The good press is well-deserved. Very well-deserved.
Trying not to spoil too much, High Society is set in 1784, when Spain was very much in control of the Philippines. But even then there were pockets of resistance among the natives. This includes an unnamed carpenter, a feisty girl named Rita, and Yog (a nuno). Our country-erm…our native entities, being the resourceful people they are, use wood in their battles, making clockwork machines and models in the fight for liberty.
So yes, if you’ve heard that this is steampunk folklore-fantasy set in a Europe-colonized Asian country, that is so correct and more. It is also a little bit of romance, quite a bit of well-timed comedy, and a generous helping of action. All this in a booklet. It can be done, and here it is done exceedingly well. The meeting of a writer who I already know is incredible, and an illustrator who delivers the concepts with a distinct style, it’s a match worth celebrating.

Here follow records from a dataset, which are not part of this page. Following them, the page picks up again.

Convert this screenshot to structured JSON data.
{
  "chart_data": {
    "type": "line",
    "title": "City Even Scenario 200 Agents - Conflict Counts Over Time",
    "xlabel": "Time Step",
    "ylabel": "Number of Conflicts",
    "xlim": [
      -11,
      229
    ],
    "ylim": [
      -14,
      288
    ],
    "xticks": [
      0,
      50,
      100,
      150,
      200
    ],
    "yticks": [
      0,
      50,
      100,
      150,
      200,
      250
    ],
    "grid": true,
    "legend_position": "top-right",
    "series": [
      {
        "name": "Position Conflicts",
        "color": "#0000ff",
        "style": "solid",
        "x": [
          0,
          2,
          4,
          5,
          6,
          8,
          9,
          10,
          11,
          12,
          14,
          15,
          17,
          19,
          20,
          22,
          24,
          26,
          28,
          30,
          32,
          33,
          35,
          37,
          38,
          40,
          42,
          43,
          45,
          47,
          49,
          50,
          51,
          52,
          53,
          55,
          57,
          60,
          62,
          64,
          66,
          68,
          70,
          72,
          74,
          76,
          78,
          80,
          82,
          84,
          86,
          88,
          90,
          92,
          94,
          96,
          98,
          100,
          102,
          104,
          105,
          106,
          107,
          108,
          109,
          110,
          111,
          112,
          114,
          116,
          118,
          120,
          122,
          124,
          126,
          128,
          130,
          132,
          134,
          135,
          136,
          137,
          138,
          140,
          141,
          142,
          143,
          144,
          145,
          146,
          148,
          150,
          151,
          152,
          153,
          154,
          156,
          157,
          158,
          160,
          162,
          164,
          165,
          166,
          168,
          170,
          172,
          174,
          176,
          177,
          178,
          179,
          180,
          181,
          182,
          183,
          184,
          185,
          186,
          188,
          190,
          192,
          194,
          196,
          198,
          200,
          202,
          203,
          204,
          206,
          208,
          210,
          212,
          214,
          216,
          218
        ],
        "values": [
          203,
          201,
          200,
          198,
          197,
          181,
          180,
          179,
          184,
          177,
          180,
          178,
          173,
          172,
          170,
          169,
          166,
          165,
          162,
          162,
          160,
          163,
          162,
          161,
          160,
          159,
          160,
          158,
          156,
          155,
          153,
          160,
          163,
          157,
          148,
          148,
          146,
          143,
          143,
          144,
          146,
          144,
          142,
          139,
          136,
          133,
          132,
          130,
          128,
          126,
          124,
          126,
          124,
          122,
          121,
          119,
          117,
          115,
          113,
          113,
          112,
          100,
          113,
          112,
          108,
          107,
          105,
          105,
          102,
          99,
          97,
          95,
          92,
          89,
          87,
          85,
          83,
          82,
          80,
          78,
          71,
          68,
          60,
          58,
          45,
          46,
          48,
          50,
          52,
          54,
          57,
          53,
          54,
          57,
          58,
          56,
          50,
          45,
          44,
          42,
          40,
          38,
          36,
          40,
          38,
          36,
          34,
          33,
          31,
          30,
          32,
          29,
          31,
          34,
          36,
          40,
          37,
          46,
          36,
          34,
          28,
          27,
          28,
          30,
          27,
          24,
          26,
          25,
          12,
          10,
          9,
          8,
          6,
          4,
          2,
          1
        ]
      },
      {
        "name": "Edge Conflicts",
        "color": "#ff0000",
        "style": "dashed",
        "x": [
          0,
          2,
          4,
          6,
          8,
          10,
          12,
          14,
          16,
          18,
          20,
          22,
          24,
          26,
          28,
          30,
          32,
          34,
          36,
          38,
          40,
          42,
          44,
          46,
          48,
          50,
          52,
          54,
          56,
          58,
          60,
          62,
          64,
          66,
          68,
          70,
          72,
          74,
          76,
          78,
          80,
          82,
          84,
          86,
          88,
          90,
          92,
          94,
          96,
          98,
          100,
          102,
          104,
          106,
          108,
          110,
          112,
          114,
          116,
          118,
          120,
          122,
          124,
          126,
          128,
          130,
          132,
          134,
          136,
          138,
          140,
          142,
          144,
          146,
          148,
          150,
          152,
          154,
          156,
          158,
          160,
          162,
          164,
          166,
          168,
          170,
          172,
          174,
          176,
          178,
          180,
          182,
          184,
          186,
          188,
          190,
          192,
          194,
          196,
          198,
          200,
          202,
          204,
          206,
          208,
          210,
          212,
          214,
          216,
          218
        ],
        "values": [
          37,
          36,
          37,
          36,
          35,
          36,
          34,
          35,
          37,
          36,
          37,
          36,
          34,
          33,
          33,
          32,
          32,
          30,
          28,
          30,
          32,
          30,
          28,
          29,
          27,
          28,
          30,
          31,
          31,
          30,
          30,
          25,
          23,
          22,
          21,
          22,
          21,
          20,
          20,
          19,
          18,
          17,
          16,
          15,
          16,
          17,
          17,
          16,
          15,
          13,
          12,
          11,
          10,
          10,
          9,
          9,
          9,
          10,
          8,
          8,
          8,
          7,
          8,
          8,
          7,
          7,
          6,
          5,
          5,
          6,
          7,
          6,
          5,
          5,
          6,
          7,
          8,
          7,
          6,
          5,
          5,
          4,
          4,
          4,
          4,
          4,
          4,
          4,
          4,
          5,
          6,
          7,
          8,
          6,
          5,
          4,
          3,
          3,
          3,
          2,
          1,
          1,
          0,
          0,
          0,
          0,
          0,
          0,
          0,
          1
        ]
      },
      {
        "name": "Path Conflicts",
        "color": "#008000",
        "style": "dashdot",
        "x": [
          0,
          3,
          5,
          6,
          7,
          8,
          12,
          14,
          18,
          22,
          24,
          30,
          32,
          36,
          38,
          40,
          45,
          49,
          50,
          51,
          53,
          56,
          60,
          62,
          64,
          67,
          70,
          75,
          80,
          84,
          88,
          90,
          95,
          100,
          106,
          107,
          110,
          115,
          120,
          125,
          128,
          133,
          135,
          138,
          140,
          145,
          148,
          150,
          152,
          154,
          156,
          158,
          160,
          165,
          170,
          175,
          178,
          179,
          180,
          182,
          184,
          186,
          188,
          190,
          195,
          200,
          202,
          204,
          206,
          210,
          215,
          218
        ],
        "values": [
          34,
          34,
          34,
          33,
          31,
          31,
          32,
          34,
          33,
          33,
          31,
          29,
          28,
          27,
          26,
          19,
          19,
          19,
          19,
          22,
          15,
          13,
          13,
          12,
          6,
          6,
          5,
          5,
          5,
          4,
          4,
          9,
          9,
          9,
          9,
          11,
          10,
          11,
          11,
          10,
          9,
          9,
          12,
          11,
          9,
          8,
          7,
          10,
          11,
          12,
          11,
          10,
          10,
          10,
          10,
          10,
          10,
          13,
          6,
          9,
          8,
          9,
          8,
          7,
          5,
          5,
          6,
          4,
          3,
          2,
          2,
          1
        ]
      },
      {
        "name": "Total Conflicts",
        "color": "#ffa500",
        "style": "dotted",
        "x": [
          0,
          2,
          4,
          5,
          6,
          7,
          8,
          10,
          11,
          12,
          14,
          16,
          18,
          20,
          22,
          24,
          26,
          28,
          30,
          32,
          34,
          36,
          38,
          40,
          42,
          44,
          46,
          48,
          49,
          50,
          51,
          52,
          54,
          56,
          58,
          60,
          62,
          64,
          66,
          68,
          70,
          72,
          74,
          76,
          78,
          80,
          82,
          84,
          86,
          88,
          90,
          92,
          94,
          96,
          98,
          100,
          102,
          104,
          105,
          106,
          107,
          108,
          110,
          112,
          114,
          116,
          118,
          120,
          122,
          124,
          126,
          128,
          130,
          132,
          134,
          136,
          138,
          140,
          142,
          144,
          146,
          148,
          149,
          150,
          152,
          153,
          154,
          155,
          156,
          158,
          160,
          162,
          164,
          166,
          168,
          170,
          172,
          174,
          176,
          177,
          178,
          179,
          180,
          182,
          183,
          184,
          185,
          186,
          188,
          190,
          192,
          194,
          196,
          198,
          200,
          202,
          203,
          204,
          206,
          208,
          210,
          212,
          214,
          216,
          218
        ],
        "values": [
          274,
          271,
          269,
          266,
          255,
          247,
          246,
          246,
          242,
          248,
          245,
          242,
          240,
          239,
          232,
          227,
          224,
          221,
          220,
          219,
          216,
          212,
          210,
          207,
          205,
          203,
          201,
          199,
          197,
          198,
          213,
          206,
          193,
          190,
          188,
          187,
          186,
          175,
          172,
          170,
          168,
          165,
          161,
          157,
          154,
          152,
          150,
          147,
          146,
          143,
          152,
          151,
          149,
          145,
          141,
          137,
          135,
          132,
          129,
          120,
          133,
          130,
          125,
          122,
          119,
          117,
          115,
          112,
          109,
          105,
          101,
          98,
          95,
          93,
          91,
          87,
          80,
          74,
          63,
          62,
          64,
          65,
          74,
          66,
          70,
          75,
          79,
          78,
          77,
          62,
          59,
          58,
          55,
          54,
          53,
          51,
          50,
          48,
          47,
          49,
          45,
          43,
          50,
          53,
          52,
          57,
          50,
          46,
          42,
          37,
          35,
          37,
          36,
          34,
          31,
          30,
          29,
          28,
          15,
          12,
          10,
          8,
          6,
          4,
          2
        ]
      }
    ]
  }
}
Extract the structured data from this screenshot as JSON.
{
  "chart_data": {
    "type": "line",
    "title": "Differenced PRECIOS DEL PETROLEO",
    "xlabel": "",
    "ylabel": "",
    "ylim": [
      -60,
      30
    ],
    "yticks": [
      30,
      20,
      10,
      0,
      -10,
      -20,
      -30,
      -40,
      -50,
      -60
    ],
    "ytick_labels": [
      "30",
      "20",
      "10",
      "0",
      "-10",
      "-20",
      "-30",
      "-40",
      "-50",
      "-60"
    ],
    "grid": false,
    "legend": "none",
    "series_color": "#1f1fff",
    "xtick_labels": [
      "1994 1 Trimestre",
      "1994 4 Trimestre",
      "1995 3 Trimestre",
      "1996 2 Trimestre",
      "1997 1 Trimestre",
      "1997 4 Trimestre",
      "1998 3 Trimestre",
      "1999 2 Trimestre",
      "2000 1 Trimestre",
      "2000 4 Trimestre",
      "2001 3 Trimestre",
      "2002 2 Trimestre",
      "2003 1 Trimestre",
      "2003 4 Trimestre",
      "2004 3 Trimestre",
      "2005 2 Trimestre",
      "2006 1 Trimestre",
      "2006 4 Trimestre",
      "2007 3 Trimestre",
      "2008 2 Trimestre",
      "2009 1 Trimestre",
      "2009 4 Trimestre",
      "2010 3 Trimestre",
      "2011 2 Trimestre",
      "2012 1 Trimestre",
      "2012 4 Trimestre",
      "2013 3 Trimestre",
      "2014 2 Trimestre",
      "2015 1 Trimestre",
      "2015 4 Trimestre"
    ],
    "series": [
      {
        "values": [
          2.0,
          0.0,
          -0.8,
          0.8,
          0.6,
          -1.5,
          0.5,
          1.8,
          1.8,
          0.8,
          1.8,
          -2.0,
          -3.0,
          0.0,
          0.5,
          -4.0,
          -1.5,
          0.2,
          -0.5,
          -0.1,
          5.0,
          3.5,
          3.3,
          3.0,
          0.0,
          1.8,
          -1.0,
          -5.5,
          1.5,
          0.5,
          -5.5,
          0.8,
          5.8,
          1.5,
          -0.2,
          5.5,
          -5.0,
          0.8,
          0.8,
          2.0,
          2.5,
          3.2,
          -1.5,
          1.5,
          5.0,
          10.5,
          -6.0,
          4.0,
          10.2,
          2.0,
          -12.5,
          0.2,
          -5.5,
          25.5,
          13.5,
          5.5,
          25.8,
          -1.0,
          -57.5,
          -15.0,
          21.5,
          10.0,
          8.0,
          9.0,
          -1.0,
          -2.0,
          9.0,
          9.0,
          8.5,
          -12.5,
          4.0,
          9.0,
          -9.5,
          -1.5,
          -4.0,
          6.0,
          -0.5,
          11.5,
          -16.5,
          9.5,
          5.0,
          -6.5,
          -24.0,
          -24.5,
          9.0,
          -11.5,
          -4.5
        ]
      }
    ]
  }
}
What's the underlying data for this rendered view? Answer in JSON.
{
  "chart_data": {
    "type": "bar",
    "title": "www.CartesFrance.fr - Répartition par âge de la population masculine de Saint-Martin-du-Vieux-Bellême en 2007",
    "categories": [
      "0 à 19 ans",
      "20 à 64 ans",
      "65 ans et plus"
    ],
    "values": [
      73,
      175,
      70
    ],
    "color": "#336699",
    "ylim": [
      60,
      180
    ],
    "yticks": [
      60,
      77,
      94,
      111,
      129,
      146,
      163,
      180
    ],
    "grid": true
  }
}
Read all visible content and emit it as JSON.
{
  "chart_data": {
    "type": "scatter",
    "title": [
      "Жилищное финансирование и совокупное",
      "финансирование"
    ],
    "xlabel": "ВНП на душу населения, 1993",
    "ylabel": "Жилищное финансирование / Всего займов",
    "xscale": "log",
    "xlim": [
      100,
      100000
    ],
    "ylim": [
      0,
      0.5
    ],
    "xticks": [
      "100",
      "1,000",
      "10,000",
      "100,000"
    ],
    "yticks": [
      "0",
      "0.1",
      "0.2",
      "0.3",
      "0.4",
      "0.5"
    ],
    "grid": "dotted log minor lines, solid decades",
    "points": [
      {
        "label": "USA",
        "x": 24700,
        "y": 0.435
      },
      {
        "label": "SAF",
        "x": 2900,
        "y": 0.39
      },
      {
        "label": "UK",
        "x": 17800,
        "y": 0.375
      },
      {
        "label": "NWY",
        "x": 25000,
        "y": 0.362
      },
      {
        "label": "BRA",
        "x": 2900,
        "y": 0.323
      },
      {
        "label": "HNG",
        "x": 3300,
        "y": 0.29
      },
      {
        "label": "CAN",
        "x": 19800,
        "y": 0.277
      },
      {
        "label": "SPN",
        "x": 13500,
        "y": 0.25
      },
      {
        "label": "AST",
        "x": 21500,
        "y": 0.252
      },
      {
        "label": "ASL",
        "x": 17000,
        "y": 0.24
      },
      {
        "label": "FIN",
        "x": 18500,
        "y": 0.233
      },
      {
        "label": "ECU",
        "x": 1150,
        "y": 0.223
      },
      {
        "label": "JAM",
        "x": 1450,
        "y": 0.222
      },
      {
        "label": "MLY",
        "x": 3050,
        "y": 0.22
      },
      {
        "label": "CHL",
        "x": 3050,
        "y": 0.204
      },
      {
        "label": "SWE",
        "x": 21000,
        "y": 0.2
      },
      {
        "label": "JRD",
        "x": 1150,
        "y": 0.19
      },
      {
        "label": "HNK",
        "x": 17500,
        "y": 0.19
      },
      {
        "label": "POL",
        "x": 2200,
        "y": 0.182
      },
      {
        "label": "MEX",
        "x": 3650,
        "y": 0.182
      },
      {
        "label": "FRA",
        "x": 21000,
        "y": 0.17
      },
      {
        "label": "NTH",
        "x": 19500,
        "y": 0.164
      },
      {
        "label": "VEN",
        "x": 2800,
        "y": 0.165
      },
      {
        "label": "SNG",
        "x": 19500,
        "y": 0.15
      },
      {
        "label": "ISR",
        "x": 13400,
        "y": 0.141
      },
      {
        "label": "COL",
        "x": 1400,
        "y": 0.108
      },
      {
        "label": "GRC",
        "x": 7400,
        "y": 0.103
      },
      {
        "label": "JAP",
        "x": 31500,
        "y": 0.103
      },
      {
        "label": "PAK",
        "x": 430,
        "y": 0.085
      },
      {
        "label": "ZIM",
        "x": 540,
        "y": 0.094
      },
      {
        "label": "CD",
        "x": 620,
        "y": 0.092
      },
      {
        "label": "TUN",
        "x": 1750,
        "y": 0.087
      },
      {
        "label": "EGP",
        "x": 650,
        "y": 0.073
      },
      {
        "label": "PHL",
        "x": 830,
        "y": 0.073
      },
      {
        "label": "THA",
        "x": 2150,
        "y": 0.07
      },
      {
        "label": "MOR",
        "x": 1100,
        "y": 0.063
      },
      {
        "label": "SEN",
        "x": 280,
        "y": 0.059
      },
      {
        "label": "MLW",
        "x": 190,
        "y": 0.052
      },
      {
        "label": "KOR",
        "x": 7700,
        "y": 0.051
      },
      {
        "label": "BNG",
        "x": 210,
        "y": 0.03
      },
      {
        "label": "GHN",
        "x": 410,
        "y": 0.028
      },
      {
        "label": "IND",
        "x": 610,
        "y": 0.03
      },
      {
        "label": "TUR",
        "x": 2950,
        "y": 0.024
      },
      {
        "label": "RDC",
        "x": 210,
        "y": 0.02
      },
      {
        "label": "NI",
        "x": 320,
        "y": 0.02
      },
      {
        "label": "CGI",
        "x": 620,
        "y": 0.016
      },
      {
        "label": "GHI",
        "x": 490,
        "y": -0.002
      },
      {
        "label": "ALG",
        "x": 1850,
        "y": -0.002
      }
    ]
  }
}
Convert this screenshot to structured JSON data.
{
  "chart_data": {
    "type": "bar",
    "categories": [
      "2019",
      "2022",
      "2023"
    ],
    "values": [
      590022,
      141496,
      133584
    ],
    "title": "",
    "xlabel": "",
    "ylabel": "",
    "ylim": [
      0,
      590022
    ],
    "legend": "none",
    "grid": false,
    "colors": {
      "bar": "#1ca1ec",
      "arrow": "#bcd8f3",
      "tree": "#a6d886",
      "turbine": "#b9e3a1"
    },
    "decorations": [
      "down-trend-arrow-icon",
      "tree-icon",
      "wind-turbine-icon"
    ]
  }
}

All characters introduced are distinct and memorable, from the Alferez to the nuno. The art, as mentioned, presents the country of that era without going beyond the necessities. It is also unique to the illustrator, a unique mix of inspirations from manga, Western, and indie, plus personal preferences. The use of English is understood and makes the work very readable, although with some descent into current slang, not a problem nor a concern.
High Society is available on Flipreads, Amazon, and the iTunes store. Dead-tree version? Pao, you really should have it available at Comic Odyssey and Planet X branches, with a short blurb at the back.
And if we could please have more, that would be so cool!